Lack of inhouse banking talent

The talent for underwriting risk is missing amongst most mature agritechs who are pivoting to agrifintech. Some of them tried lending from their books but with little success. I don’t see this pivot working unless the startup hire a seasoned banker, as good as a co-founder. Unfortunately, post series B funding, founders are left with little room and intent to dilute further to accommodate a banker as a co-founder. Given the inevitability of this pivot, it is best to hire this kind of talent at the formative stage of the startup.

How big is agri-fintech opportunity?

It is difficult to put a specific number to agrifintech market potential, given many white spaces and blurred boundaries between occupational and personal loans given to farmers. Let me attempt some maths here.

The PSL lending to agriculture for the current financial year (FY) stands at USD 220 bn and is likely to inch closer to USD 250 bn in next FY. This includes loan given to farmers for asset purchase and working capital for agriculture and allied purposes. A part of these loans also goes for farmer’s personal use but there is no measured assessment of how much of PSL loan is used as personal loan by the farmer. Given institutional credit is reaching only one third of the farmers in India, theoretically there is need for USD 750 bn to cover all farmers. Let’s assume that one third of farmers either don’t need loans or are not credit worthy, one can peg back the farmer lending opportunity number to USD 500 bn. 

In addition to the PSL opportunity, one can add untapped opportunity in post-harvest loan of USD 60 bn (assuming one fifth of staples and horticulture production, valued at approx. USD 300 bn, gets stored for few months in 2/3 cycles in a year) and another about USD 20 bn for allied industry for dairy, poultry, fisheries, aqua (assuming on an average one month working capital cycle for dairy and animal protein industry, valued at apprpx USD 200bn) and another USD 20 bn of asset financing opportunity for farm level infrastructure (some of it can be financed from the Agri Infra Fund of Rs. 1 lakh crores announced by the government).

This all adds up to about $600 Bn opportunity for agri fintech. All of it is not occupational loans as some of part of PSL lending is also personal loans as mentioned earlier. Nonetheless, it makes sense for agri-fintechs to cater to both occupational and personal loan needs of farmers to optimize the cost of farmer acquisition. I am not adding the opportunity available for financing in the downstream agri value chain as the nature of loan changes from farm / near farm loans to SME and corporate loans as one goes further down in the chain to processing, distribution and branding.

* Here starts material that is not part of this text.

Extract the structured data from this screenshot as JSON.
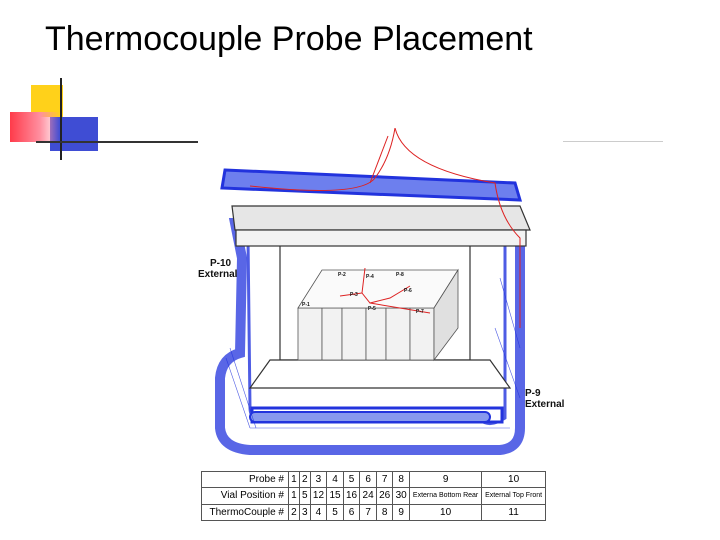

Parametric insurance opportunity, not added to this number, is another big untapped opportunity as many insurance products can be sold along with financing solution.

To conclude, given the size of the opportunity with multiple tailwinds, it is imperative that agritechs are pivoting to agri-fintech despite some of the challenges as discussed above. I will not be surprised if some of the fintechs, conventionally focused on urban markets start looking at agri / rural fintech opportunity given fierce competition in urban fintech space. 

Whether it is agri-fintech or fin-agritech which unfolds, one thing is for sure, banking partnership along with digitisation of the supply chain and implementation of Agtistack could just make this huge opportunity unleash, sooner than many of us expect and in that process make, agriculture a bit regulation-agnostic.

The author is an investor, mentor and board member with many foodtech and agritech start-ups in India and overseas. He serves as Venture Partner with Bharat Innovation Fund, co-founder of ThinkAg, chairman of FICCI task force for agri startups and strategic advisor to Innoterra. The views expressed in this article are personal.